Kirk Hammett says Metallica “warned everyone” of the issues with streaming
Metallica guitarist Kirk Hammett says he believes the band warned people that streaming services “wouldn’t work” as a new form of business.
“We warned everyone that this was gonna happen,” Hammett told Classic Rock in a new interview. “We warned everyone that the music industry was gonna lose 80 percent of its net worth, power and influence. When these monumental shifts come you just either fucking rattle the cage and get nothing done or you move forward.
“There’s definitely a new way for getting music out there, but it isn’t as effective as the music industry pre-Napster,” Hammett added. “But we’re stuck with it. There needs to be some sort of midway point where the two come together, or another completely new model comes in.”
Earlier this year, the UK government’s Competition and Markets Authority (CMA) formally launched a new study to examine the music streaming market.

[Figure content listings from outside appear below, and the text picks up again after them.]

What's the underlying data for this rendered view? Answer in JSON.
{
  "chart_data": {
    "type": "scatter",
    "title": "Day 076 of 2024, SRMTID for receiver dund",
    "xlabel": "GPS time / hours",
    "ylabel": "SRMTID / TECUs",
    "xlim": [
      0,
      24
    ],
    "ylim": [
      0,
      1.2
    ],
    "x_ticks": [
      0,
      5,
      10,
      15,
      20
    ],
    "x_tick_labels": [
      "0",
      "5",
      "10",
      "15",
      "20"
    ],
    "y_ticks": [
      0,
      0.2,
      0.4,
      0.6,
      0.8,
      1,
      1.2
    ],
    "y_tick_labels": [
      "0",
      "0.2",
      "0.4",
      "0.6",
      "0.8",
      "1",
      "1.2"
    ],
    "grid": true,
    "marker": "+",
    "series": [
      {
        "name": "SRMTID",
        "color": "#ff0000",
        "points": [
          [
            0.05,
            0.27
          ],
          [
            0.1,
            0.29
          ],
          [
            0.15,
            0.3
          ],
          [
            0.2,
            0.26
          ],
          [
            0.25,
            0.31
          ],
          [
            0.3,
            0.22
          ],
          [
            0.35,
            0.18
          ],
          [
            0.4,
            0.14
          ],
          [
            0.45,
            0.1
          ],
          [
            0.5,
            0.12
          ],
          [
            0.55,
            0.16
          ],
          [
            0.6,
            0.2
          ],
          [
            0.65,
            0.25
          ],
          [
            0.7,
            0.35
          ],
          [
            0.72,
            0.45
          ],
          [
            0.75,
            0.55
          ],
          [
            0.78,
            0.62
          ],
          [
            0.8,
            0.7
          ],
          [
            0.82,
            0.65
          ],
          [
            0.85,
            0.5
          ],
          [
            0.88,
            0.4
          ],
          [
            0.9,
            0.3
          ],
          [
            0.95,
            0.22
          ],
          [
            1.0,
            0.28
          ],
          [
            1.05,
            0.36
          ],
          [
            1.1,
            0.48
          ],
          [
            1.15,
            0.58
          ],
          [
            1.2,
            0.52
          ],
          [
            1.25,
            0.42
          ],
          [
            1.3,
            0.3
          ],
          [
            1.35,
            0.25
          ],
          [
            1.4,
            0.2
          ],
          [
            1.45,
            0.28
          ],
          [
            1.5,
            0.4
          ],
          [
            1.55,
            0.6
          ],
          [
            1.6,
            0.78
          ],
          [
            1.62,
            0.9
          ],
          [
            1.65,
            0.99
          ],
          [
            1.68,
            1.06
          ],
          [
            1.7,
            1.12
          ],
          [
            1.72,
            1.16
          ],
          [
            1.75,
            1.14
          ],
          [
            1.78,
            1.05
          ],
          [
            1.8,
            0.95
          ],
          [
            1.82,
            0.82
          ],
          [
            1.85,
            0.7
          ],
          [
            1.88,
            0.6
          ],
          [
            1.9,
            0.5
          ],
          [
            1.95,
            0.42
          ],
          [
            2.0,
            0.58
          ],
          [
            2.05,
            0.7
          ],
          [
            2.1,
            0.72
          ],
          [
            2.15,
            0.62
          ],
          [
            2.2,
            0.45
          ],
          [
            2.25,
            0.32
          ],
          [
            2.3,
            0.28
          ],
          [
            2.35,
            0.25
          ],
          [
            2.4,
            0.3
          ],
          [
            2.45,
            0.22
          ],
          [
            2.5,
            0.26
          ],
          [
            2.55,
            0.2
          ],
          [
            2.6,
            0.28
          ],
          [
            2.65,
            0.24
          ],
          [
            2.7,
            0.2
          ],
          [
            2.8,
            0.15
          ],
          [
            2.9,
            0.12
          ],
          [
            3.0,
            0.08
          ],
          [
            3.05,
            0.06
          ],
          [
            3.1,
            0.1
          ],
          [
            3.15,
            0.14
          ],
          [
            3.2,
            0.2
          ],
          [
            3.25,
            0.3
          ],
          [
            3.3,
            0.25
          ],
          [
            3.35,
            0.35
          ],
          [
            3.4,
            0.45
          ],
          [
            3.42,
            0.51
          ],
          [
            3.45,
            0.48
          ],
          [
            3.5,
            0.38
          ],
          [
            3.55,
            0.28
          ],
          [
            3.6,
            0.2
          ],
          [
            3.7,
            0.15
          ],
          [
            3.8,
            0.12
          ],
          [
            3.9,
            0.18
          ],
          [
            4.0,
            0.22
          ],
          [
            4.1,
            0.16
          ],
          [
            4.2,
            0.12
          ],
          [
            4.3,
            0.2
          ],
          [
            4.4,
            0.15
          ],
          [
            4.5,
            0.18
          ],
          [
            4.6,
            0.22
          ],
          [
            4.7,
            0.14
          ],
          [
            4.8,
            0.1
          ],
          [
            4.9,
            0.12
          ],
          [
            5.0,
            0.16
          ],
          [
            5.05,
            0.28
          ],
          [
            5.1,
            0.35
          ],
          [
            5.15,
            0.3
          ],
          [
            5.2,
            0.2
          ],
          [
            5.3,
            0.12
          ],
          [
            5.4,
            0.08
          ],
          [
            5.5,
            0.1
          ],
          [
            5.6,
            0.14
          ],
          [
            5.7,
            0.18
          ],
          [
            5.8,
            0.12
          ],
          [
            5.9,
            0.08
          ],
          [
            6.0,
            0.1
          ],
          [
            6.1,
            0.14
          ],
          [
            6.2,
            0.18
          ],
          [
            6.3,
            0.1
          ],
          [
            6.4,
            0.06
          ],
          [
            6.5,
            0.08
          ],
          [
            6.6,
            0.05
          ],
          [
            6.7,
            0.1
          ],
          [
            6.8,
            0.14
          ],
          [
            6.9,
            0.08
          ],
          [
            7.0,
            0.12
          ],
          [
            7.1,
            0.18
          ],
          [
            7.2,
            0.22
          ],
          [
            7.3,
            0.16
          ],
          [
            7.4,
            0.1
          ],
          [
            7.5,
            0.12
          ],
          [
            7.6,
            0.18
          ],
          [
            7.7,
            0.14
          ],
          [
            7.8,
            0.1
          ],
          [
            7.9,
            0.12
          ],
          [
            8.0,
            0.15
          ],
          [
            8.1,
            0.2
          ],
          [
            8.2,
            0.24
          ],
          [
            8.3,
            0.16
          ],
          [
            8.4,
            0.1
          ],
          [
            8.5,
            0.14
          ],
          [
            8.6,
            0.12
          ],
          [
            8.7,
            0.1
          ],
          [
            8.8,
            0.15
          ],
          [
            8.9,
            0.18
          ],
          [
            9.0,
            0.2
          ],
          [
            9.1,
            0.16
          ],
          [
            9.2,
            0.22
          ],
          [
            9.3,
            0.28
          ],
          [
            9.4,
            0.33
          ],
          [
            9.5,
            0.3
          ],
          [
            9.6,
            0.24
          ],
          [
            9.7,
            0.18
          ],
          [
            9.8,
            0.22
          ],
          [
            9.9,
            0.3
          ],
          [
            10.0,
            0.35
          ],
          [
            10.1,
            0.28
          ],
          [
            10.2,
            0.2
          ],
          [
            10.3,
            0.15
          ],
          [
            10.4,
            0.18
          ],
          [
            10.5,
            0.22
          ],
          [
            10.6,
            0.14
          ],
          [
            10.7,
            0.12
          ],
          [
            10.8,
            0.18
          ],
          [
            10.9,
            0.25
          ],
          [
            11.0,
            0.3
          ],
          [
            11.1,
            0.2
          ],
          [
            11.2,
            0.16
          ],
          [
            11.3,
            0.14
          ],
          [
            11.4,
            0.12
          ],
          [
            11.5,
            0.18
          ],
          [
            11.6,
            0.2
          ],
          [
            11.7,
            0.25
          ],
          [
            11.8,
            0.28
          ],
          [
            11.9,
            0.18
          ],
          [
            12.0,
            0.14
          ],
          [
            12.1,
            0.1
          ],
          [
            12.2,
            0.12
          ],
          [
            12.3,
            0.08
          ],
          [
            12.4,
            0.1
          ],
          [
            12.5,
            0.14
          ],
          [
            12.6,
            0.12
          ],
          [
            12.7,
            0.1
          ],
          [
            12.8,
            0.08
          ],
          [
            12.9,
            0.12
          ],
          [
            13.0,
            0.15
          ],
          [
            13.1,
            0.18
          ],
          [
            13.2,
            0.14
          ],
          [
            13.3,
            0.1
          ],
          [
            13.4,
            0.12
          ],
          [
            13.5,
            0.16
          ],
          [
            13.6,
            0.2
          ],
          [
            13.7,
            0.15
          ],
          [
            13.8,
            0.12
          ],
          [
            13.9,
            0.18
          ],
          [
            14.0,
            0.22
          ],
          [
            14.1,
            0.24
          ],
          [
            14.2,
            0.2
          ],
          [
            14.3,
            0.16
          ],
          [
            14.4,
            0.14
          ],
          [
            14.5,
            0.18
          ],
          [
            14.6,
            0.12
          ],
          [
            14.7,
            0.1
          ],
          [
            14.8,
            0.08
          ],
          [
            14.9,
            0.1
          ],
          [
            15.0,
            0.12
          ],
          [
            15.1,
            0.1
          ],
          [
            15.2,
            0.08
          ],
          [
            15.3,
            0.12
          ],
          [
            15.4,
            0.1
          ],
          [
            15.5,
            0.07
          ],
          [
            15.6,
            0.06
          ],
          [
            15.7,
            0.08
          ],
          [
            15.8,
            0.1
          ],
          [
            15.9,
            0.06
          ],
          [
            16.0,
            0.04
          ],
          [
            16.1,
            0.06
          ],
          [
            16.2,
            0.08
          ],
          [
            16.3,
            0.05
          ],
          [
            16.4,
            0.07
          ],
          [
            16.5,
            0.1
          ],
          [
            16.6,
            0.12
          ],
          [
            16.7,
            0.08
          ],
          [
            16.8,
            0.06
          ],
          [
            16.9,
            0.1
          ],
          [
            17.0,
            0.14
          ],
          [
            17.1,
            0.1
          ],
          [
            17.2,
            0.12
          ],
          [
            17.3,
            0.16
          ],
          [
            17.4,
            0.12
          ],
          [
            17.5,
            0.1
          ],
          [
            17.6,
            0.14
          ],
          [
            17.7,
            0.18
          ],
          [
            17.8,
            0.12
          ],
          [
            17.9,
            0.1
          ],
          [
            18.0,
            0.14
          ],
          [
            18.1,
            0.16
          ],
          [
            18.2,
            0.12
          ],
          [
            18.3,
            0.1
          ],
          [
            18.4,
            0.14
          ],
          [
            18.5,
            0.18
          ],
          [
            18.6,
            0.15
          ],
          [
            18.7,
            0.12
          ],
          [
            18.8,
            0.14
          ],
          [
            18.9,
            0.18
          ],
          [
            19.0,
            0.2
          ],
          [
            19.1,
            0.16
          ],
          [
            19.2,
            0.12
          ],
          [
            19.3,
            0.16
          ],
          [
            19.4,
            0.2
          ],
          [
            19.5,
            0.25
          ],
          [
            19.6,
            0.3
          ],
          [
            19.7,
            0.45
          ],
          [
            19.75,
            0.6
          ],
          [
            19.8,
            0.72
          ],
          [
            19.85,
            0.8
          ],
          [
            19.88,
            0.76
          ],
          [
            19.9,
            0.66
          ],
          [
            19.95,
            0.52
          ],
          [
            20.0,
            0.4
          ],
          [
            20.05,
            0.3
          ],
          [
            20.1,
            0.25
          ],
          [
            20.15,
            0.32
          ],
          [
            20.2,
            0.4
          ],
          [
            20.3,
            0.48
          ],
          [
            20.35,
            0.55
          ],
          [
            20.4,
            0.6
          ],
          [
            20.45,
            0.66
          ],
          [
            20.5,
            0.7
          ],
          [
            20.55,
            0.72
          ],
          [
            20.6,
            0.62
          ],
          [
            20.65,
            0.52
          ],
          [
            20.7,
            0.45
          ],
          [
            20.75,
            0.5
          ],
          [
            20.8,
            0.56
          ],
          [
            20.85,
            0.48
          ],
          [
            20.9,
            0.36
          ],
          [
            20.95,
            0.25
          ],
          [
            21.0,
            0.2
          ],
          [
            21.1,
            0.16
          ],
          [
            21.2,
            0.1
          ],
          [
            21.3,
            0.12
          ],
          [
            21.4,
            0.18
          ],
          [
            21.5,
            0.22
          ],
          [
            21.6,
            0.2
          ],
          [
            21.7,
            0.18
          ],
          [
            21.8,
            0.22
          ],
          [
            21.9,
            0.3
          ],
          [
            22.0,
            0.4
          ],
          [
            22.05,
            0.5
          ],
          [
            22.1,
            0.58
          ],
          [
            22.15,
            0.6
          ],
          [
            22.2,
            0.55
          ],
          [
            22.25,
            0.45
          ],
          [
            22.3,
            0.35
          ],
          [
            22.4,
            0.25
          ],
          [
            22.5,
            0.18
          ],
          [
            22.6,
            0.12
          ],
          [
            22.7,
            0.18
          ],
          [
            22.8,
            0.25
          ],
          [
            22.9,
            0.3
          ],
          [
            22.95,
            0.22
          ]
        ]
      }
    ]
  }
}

The announcement followed on from the Digital, Culture, Media and Sport Select Committee’s ‘Economics Of Music Streaming’ report, which was published last summer and led to the government calling on the CMA to start an investigation into the matter.
Spotify has come under fire previously for its low artist payments, with the likes of David Byrne, producer Tony Visconti and David Crosby all criticising the platform recently.
Visconti described the streaming service as “disgusting” over its low payments to artists. “Spotify is disgusting, the money they make out of [artists],” he said. “If you had 12 million streams, you could barely afford lunch for two people. It’s ridiculous, I don’t know why it’s allowed. Spotify does nothing to support the culture of music.”
In 2013 Byrne criticised the “pittance” artists are paid while David Crosby said recently: “I don’t like any of the streamers, because they don’t pay us properly. Their proportion is wrong. They’re making billions with a ‘b’ and they’re paying out pennies with a ‘p.’”
Back in December, Kevin Brennan MP’s bill on reforming musicians’ remuneration – dubbed the ‘Brennan Bill’ – failed to make it through the House of Commons.